Mozart’s Così fan tutte: farcical romp, misogynist diatribe, or shrewd enactment of the battle of the sexes? All of the above. A middle-aged philosopher (Don Alfonso) sets out to show his younger male friends Ferrando and Guglielmo that the sisters they love — Dorabella and Fiordiligi — cannot be relied upon to be faithful. As the title says, “That’s just the way women are.”

“Sexist rubbish,” you cry, but as the plot twists and turns, it becomes clear that Mozart and his librettist Lorenzo da Ponte have their sights set equally on fickle women and foolish men. This may be one of the great comic operas, but in Jan Philipp Gloger’s Royal Opera production (first seen in 2016, here revived by Julia Burbach), no character emerges unscathed.
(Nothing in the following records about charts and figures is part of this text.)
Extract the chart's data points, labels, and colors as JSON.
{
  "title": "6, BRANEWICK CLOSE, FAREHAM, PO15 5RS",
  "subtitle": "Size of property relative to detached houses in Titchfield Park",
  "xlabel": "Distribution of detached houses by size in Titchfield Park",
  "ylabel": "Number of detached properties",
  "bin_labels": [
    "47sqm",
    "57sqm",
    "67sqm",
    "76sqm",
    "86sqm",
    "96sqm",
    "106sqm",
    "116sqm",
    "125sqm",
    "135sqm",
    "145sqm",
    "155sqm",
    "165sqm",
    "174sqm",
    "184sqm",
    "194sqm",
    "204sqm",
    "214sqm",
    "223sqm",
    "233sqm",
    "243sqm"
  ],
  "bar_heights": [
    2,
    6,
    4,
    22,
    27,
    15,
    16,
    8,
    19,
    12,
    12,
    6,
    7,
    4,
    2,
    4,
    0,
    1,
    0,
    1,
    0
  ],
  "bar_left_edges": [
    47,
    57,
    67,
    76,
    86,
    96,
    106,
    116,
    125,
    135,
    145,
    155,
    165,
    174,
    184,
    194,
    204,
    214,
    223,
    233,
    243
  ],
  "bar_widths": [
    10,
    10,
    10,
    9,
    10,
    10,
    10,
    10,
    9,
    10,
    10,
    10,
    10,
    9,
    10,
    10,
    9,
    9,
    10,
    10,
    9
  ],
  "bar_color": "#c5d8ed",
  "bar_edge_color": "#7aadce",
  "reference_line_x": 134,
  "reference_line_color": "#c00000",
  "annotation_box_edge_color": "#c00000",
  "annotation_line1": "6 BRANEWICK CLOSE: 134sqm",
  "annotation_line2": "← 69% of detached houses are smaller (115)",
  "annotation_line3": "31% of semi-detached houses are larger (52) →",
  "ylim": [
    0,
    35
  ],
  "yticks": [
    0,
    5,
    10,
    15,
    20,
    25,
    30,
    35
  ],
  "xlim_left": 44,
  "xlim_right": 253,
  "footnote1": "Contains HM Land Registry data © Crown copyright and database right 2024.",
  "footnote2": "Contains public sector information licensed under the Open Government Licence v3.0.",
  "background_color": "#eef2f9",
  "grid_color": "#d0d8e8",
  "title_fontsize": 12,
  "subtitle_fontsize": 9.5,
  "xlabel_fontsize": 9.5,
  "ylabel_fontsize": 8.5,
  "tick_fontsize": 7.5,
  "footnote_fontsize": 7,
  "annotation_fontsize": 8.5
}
There is always a sense of artifice within artifice: false prosceniums are raised and lowered with what threatens to become monotonous frequency, and although Alfonso remains in 18th-century garb, other characters slip in and out of period and modern dress, as if trying to figure out which disguise works best.

Among the challenging insights, there is also a sense of too many ideas crowding each other out. Only as the opera approaches its tangled ending do things truly make sense, but still Gloger can’t resist twisting the final moments to his own ends. Every step of the way, though, his singers give their all. As Alfonso, Thomas Allen shows he has lost none of his sense of sly comedy, but as Mozart probably intended, the women make the greatest impact. In Serena Gamberoni’s performance, the wily maid Despina, who knows that love is just a game, is brashly effervescent, in telling contrast to the two sisters, whose voices entwine with bewitching sensuality.

As Dorabella, Serena Malfi charts a precise route from timid self-righteousness to brazen ardour, while Salome Jicia’s Fiordiligi displays a marvellous sense of timing and style. Her voice, full of pent-up longing one moment, firm resolve the next, has a range and accuracy that are thrilling.